Yue Jin first appeared in Chapter 5, in which he joined Cao Cao's forces when the latter was rallying an army to participate in the campaign against Dong Zhuo. In Chapter 11, when Cao Cao was at war with Lü Bu, Yue Jin engaged Lü Bu's general Zang Ba in a duel but neither of them could defeat his opponent after fighting for more than 30 rounds. In Chapter 23, Cao Cao praised four of his generals – Zhang Liao, Xu Chu, Yue Jin and Li Dian – in front of Mi Heng, saying that the four of them "possessed unwavering courage and surpassed Cen Peng (岑彭) and Ma Wu (馬武)." (Note: Cen Peng and Ma Wu were two prominent generals who served under Emperor Guangwu of Han.)

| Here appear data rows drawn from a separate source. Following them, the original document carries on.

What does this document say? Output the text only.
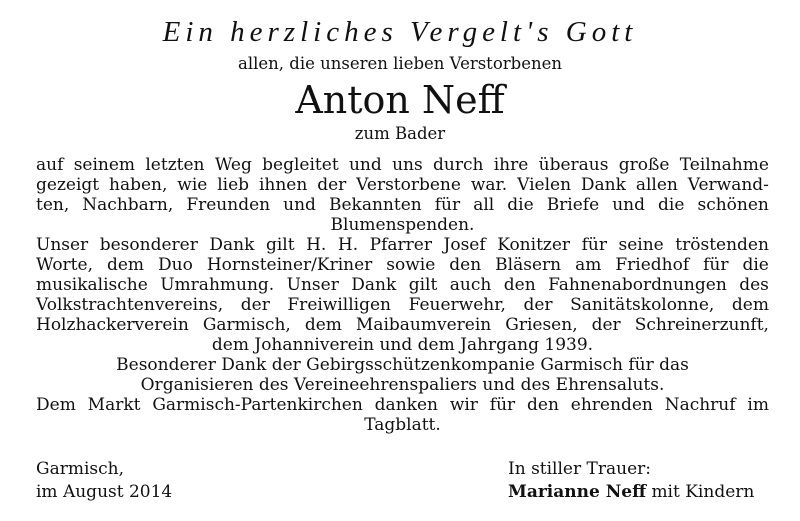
Ein herzliches Vergelt's Gott
allen, die unseren lieben Verstorbenen
Anton Neff
zum Bader
auf seinem letzten Weg begleitet und uns durch ihre überaus große Teilnahme
gezeigt haben, wie lieb ihnen der Verstorbene war. Vielen Dank allen Verwand-
ten, Nachbarn, Freunden und Bekannten für all die Briefe und die schönen
Blumenspenden.
Unser besonderer Dank gilt H. H. Pfarrer Josef Konitzer für seine tröstenden
Worte, dem Duo Hornsteiner/Kriner sowie den Bläsern am Friedhof für die
musikalische Umrahmung. Unser Dank gilt auch den Fahnenabordnungen des
Volkstrachtenvereins, der Freiwilligen Feuerwehr, der Sanitätskolonne, dem
Holzhackerverein Garmisch, dem Maibaumverein Griesen, der Schreinerzunft,
dem Johanniverein und dem Jahrgang 1939.
Besonderer Dank der Gebirgsschützenkompanie Garmisch für das
Organisieren des Vereineehrenspaliers und des Ehrensaluts.
Dem Markt Garmisch-Partenkirchen danken wir für den ehrenden Nachruf im
Tagblatt.
Garmisch,
im August 2014
In stiller Trauer:
Marianne Neff mit Kindern
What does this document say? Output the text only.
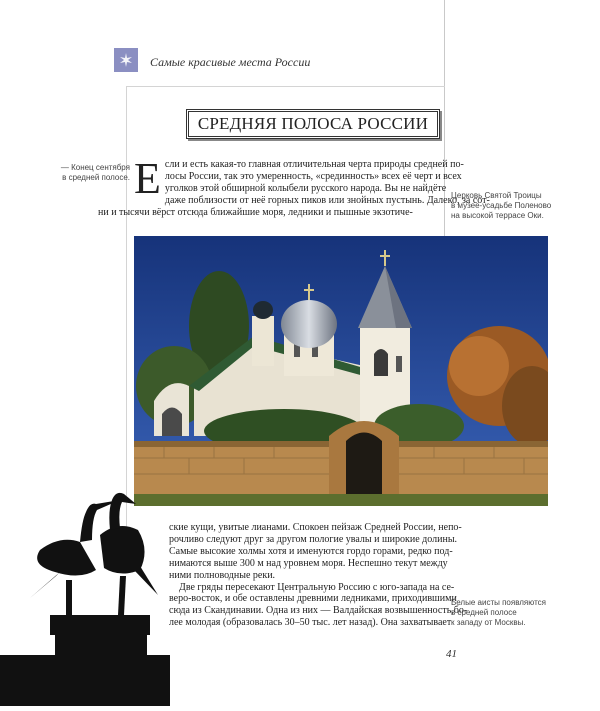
Самые красивые места России
СРЕДНЯЯ ПОЛОСА РОССИИ
— Конец сентября
в средней полосе.
Церковь Святой Троицы
в музее-усадьбе Поленово
на высокой террасе Оки.
Е сли и есть какая-то главная отличительная черта природы средней по-
лосы России, так это умеренность, «срединность» всех её черт и всех
уголков этой обширной колыбели русского народа. Вы не найдёте
даже поблизости от неё горных пиков или знойных пустынь. Далеко, за сот-
ни и тысячи вёрст отсюда ближайшие моря, ледники и пышные экзотиче-
ские кущи, увитые лианами. Спокоен пейзаж Средней России, непо-
рочливо следуют друг за другом пологие увалы и широкие долины.
Самые высокие холмы хотя и именуются гордо горами, редко под-
нимаются выше 300 м над уровнем моря. Неспешно текут между
ними полноводные реки.
Две гряды пересекают Центральную Россию с юго-запада на се-
веро-восток, и обе оставлены древними ледниками, приходившими
сюда из Скандинавии. Одна из них — Валдайская возвышенность,бо-
лее молодая (образовалась 30–50 тыс. лет назад). Она захватывает
Белые аисты появляются
в средней полосе
к западу от Москвы.
41
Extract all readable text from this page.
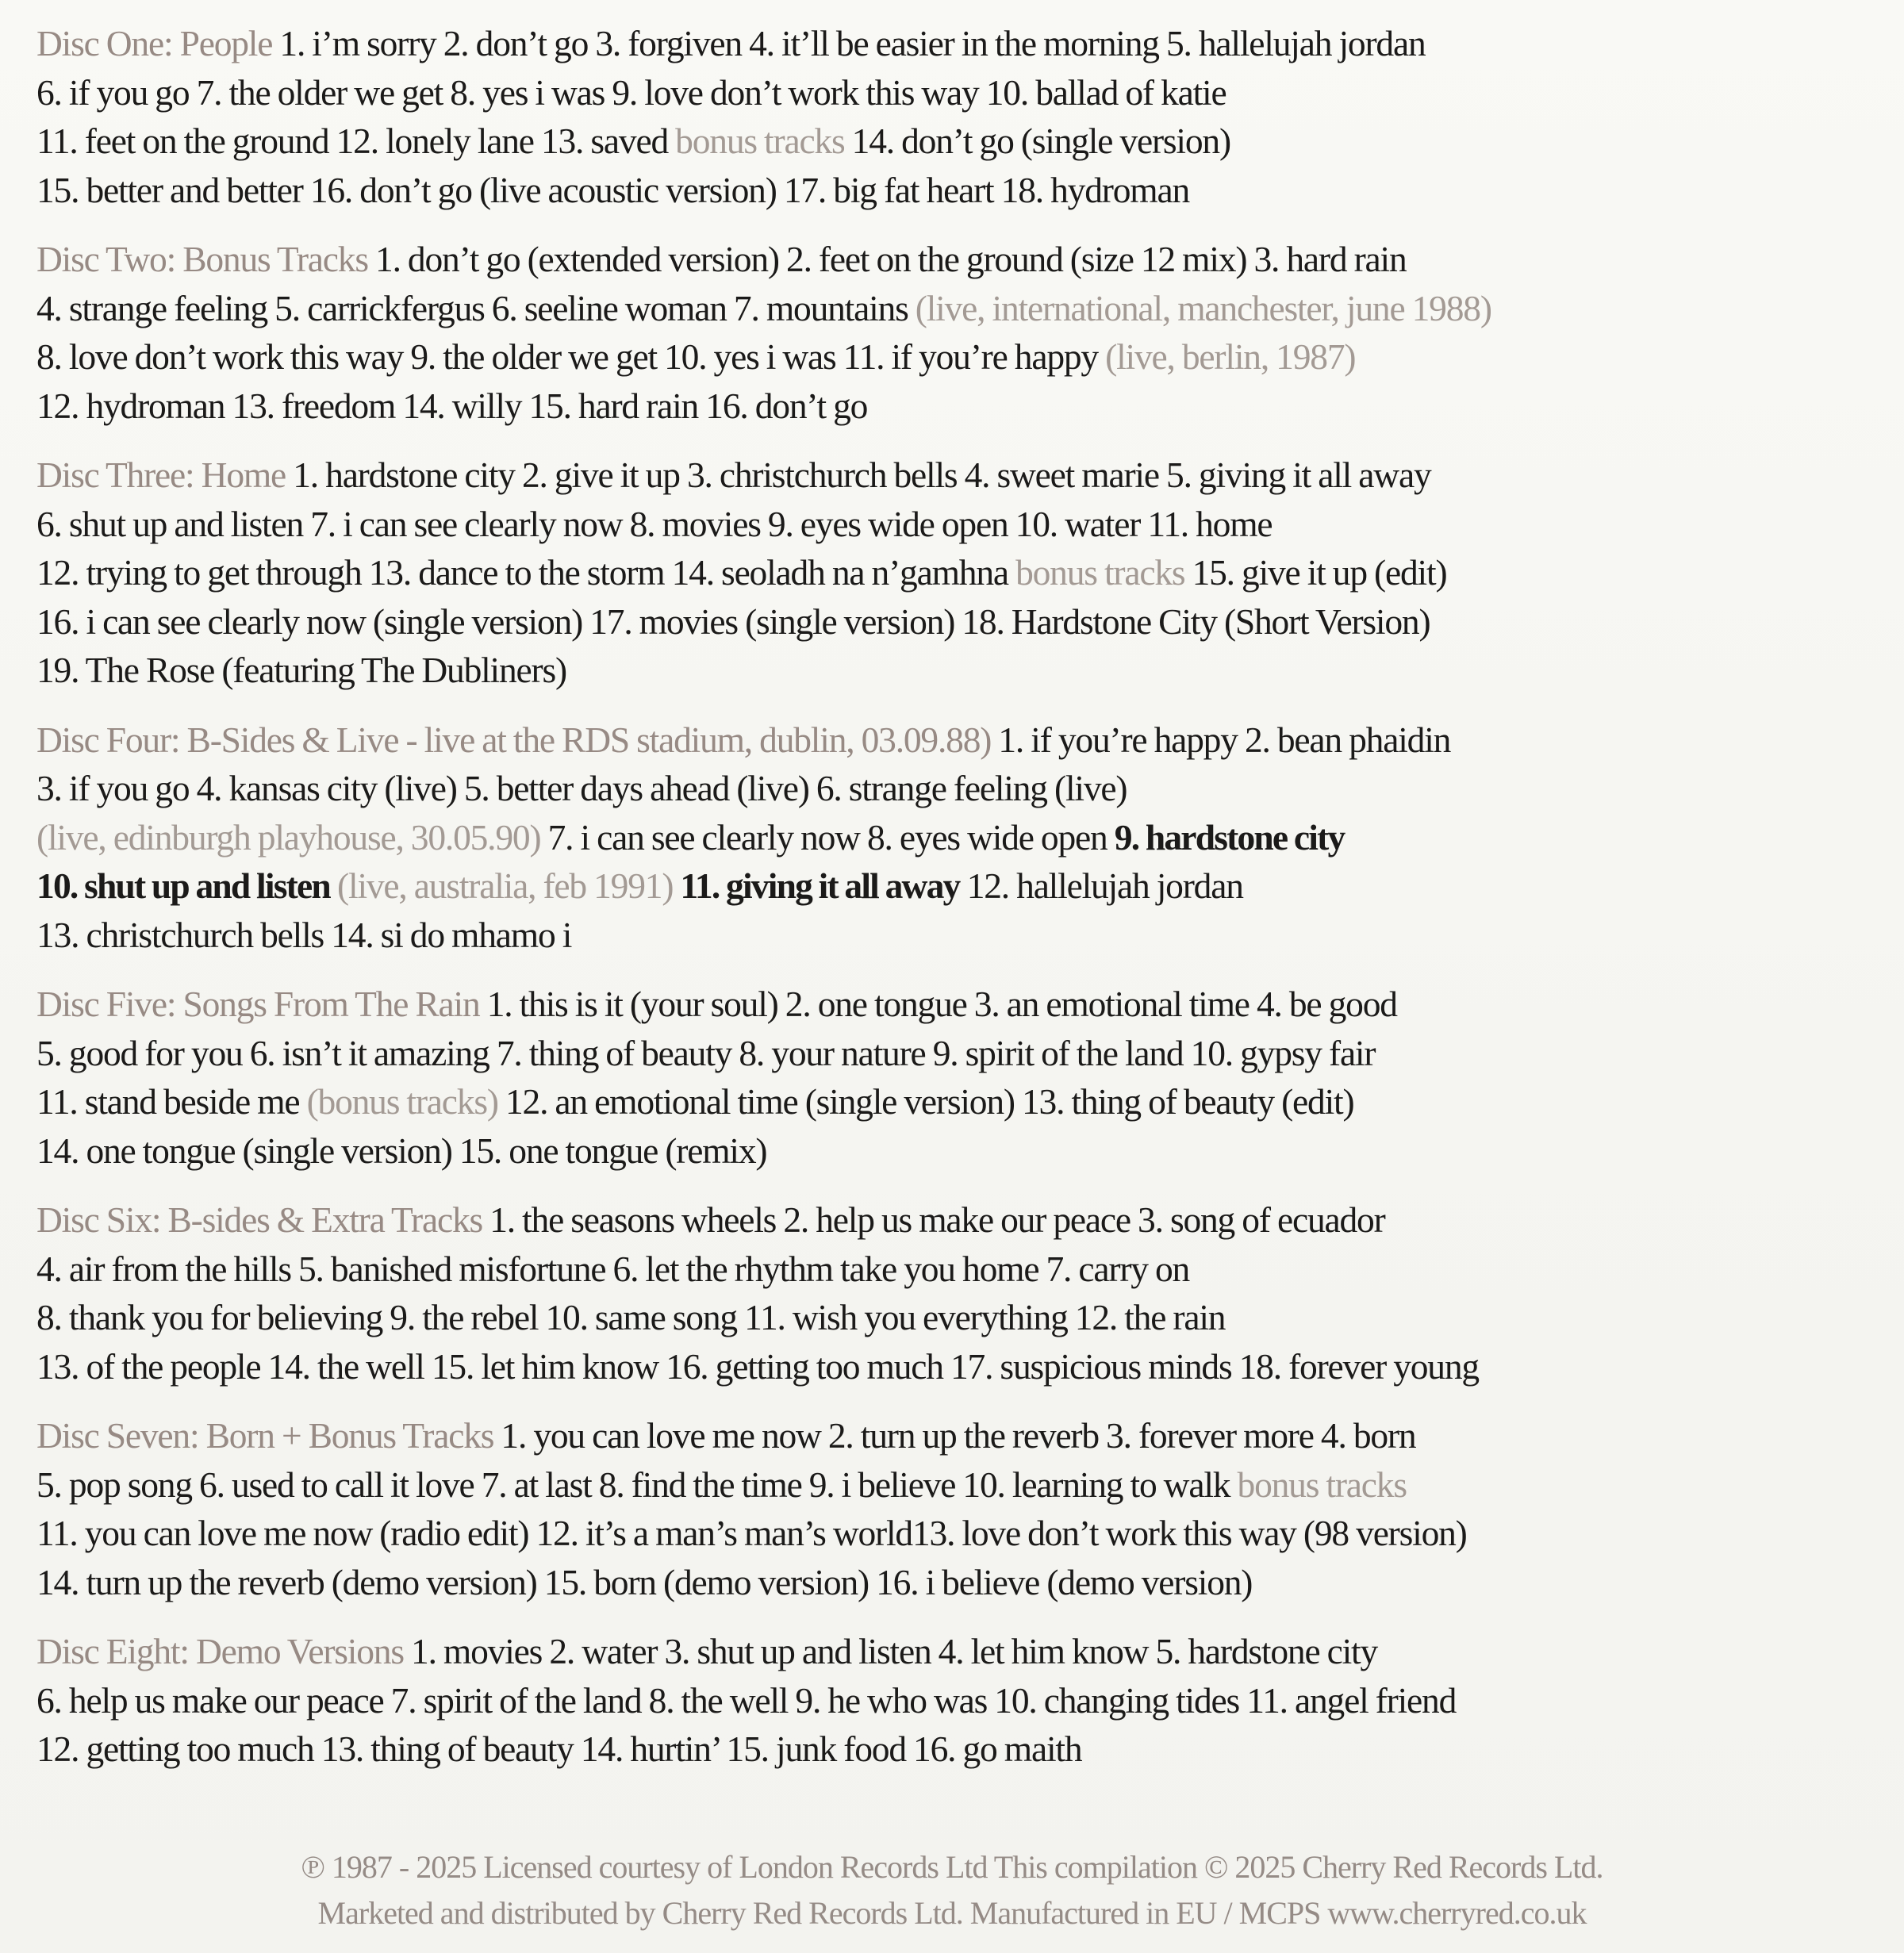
Disc One: People 1. i’m sorry 2. don’t go 3. forgiven 4. it’ll be easier in the morning 5. hallelujah jordan
6. if you go 7. the older we get 8. yes i was 9. love don’t work this way 10. ballad of katie
11. feet on the ground 12. lonely lane 13. saved bonus tracks 14. don’t go (single version)
15. better and better 16. don’t go (live acoustic version) 17. big fat heart 18. hydroman
Disc Two: Bonus Tracks 1. don’t go (extended version) 2. feet on the ground (size 12 mix) 3. hard rain
4. strange feeling 5. carrickfergus 6. seeline woman 7. mountains (live, international, manchester, june 1988)
8. love don’t work this way 9. the older we get 10. yes i was 11. if you’re happy (live, berlin, 1987)
12. hydroman 13. freedom 14. willy 15. hard rain 16. don’t go
Disc Three: Home 1. hardstone city 2. give it up 3. christchurch bells 4. sweet marie 5. giving it all away
6. shut up and listen 7. i can see clearly now 8. movies 9. eyes wide open 10. water 11. home
12. trying to get through 13. dance to the storm 14. seoladh na n’gamhna bonus tracks 15. give it up (edit)
16. i can see clearly now (single version) 17. movies (single version) 18. Hardstone City (Short Version)
19. The Rose (featuring The Dubliners)
Disc Four: B-Sides & Live - live at the RDS stadium, dublin, 03.09.88) 1. if you’re happy 2. bean phaidin
3. if you go 4. kansas city (live) 5. better days ahead (live) 6. strange feeling (live)
(live, edinburgh playhouse, 30.05.90) 7. i can see clearly now 8. eyes wide open 9. hardstone city
10. shut up and listen (live, australia, feb 1991) 11. giving it all away 12. hallelujah jordan
13. christchurch bells 14. si do mhamo i
Disc Five: Songs From The Rain 1. this is it (your soul) 2. one tongue 3. an emotional time 4. be good
5. good for you 6. isn’t it amazing 7. thing of beauty 8. your nature 9. spirit of the land 10. gypsy fair
11. stand beside me (bonus tracks) 12. an emotional time (single version) 13. thing of beauty (edit)
14. one tongue (single version) 15. one tongue (remix)
Disc Six: B-sides & Extra Tracks 1. the seasons wheels 2. help us make our peace 3. song of ecuador
4. air from the hills 5. banished misfortune 6. let the rhythm take you home 7. carry on
8. thank you for believing 9. the rebel 10. same song 11. wish you everything 12. the rain
13. of the people 14. the well 15. let him know 16. getting too much 17. suspicious minds 18. forever young
Disc Seven: Born + Bonus Tracks 1. you can love me now 2. turn up the reverb 3. forever more 4. born
5. pop song 6. used to call it love 7. at last 8. find the time 9. i believe 10. learning to walk bonus tracks
11. you can love me now (radio edit) 12. it’s a man’s man’s world13. love don’t work this way (98 version)
14. turn up the reverb (demo version) 15. born (demo version) 16. i believe (demo version)
Disc Eight: Demo Versions 1. movies 2. water 3. shut up and listen 4. let him know 5. hardstone city
6. help us make our peace 7. spirit of the land 8. the well 9. he who was 10. changing tides 11. angel friend
12. getting too much 13. thing of beauty 14. hurtin’ 15. junk food 16. go maith
℗ 1987 - 2025 Licensed courtesy of London Records Ltd This compilation © 2025 Cherry Red Records Ltd.
Marketed and distributed by Cherry Red Records Ltd. Manufactured in EU / MCPS www.cherryred.co.uk
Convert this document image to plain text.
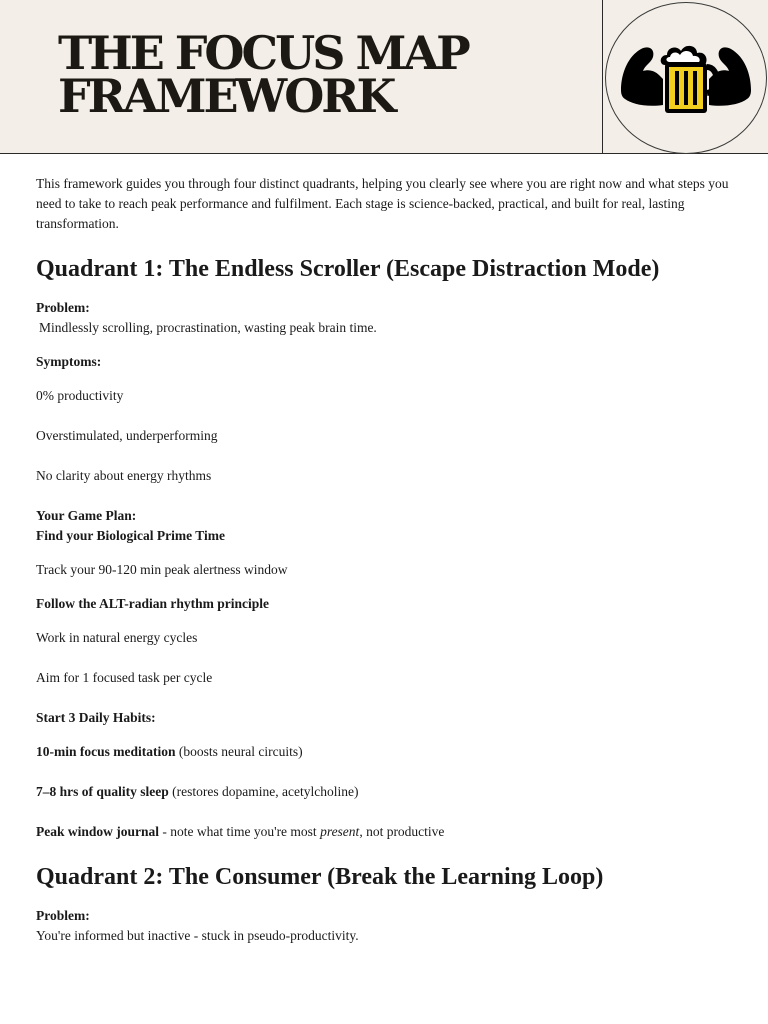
THE FOCUS MAP
FRAMEWORK

This framework guides you through four distinct quadrants, helping you clearly see where you are right now and what steps you need to take to reach peak performance and fulfilment. Each stage is science-backed, practical, and built for real, lasting transformation.

Quadrant 1: The Endless Scroller (Escape Distraction Mode)
Problem:
Mindlessly scrolling, procrastination, wasting peak brain time.
Symptoms:
0% productivity
Overstimulated, underperforming
No clarity about energy rhythms
Your Game Plan:
Find your Biological Prime Time
Track your 90-120 min peak alertness window
Follow the ALT-radian rhythm principle
Work in natural energy cycles
Aim for 1 focused task per cycle
Start 3 Daily Habits:
10-min focus meditation (boosts neural circuits)
7–8 hrs of quality sleep (restores dopamine, acetylcholine)
Peak window journal - note what time you're most present, not productive
Quadrant 2: The Consumer (Break the Learning Loop)
Problem:
You're informed but inactive - stuck in pseudo-productivity.
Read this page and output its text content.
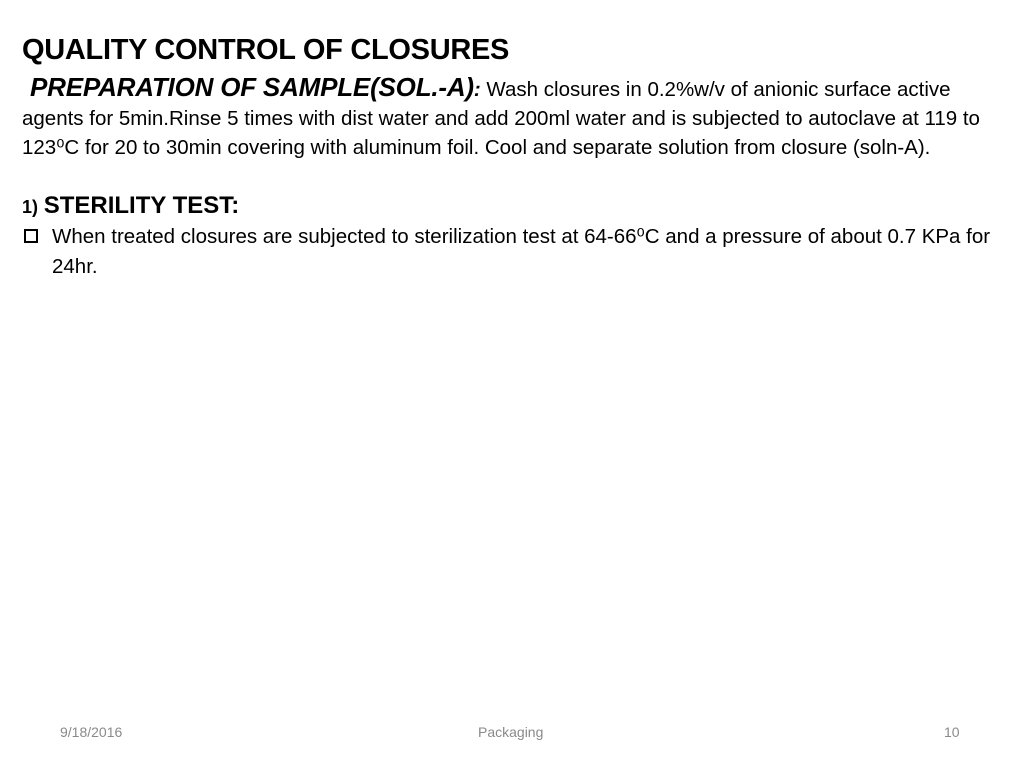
QUALITY CONTROL OF CLOSURES

PREPARATION OF SAMPLE(SOL.-A): Wash closures in 0.2%w/v of anionic surface active agents for 5min.Rinse 5 times with dist water and add 200ml water and is subjected to autoclave at 119 to 123⁰C for 20 to 30min covering with aluminum foil. Cool and separate solution from closure (soln-A).

1) STERILITY TEST:
When treated closures are subjected to sterilization test at 64-66⁰C and a pressure of about 0.7 KPa for 24hr.
9/18/2016	Packaging	10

Yue Jin was also described to be a skilful archer in the novel. There were two incidents which showcased his skill: in Chapter 12, he fired an arrow at Lü Bu's general Cheng Lian (成廉) and killed him; in Chapter 33, he killed Yuan Tan's adviser Guo Tu with a single arrow shot when Guo was attempting to escape after his defeat.

In Chapter 53, during a battle against Sun Quan's forces, Yue Jin was described as "armed with only a sword and on horseback, he charged towards Sun Quan like a bolt of lightning, and raised his sword and slashed down when he reached his target." Sun Quan's subordinates Song Qian and Jia Hua (賈華) used their jis to block Yue Jin but their jis were split apart by Yue Jin's sword, so they used the handles to hit Yue Jin's horse.

In Chapter 68, in an engagement after the Battle of Xiaoyao Ford, Yue Jin duelled with Sun Quan's general Ling Tong for more than 50 rounds but neither of them won. Cao Xiu then fired an arrow at Ling Tong, which hit Ling's horse and caused him to be thrown off his horse. Yue Jin then moved in for the kill, but before he could slay Ling Tong, he was hit in the face by an arrow fired by Gan Ning. Both sides then rushed forth to rescue their respective generals. Cao Cao later ordered Yue Jin to be carried into his tent for medical treatment. Yue Jin did not appear again in the novel after Chapter 68.

==In popular culture==

Yue Jin is first introduced as a playable character in the eighth instalment of Koei's Dynasty Warriors video game series.